EU4Youth: Georgian Youth Club Promotes Personal Growth
In Kutaisi, Georgia, the EU-funded youth club (SKYE) members have created a special space for peers, where, through a creative process, personal growth is stimulated. The youth of Kutaisi there can use their creativity and make art to explore their emotions and perceptions. The further development of their identities is the main goal of the European Union funded programs, since they believe that “investing in young people is investing in the future.”
The club for art lovers and self-explorers was established in the framework of the ‘PD Art Therapy’ project, run by Kutaisi SKYE club youth. Basing their practices on German experience, the project gives 16 young people living in Kutaisi a chance to learn new techniques of practical art and through it, define and develop their own interests, desires and priorities, thus learning more about themselves. Each week, two hour-long sessions are organized.
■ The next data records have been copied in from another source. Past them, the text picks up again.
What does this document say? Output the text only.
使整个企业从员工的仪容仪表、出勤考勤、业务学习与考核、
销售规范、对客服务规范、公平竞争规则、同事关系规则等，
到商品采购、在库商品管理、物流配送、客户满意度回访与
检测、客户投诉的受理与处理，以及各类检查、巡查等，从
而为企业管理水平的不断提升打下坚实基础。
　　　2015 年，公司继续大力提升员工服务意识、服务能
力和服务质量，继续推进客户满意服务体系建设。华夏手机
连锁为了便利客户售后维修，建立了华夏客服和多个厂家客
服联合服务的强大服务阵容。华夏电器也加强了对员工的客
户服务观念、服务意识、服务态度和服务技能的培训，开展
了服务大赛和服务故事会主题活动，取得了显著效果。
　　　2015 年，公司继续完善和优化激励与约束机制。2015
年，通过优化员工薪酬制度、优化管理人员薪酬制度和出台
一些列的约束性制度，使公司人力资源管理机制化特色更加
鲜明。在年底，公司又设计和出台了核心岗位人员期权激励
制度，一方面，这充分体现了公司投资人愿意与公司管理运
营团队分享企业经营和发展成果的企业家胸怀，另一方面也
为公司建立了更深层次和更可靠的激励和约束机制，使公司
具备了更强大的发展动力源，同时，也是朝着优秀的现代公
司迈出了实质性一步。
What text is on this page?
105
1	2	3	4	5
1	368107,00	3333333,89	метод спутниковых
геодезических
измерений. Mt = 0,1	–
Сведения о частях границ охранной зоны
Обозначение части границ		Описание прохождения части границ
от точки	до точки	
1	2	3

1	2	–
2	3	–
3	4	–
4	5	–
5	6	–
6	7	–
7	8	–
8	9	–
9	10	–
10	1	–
The EU website reports that participants during these sessions “study different art therapy techniques, including paint on water, paint on sand, paint on glass, paint on canvas, creating bookmarks from polymer clay, moulding paraffin wax, creating laminate bookmarks, calligraphy and woollen work.”
By the time the project wraps up, participants will have more knowledge of their own priorities, interests, desires, and ultimately themselves. The development of youth can multiply the ways Georgia as a country can be developed. So, to keep going forward, youth club members plan to present the project to the local City Hall in order to ensure its continuation.
Implemented by World Vision, the SKYE clubs have been set up within the scope of the EU4Youth – SAY YES Skills for Jobs project. World Vision International is a humanitarian aid, development, and advocacy organization. Although it is an Evangelical Christian organization, it presents itself as interdenominational and also employs staff from non-evangelical Christian denominations.
EU4Youth was launched in 2017 in Eastern Partnership countries of the EU (Armenia, Azerbaijan, Bulgaria, Georgia, Moldova, and Ukraine), with a budget of €22.75 million, EU Investment being €20 million.
The SAY YES Skills for Jobs project has a three-year duration between 2018-2021, and a program budget of €1.53 million. The program aims to contribute to the (self-)employability of young women and men aged between the ages of 15 and 35 in Armenia and Georgia, particularly those with fewer opportunities and from the vulnerable groups. Within the framework of the project, a series of activities focused on education and training, advocacy and youth work are carried out, including event-based exchanges of practices and awareness-raising campaigns. Other four actions in brief ensure the practices of research, good practice reviews and target group mapping, multi-stakeholder development of advocacy for gender, capacity development programs for public institutions, and formal and non-formal educational programs.
In Georgia and Armenia, the project is implemented by World Vision Deutschland VE (DE) in partnership with the “Global Development” Fund (AM), Association "Anika" (GE) and the Georgian Farmers' Association.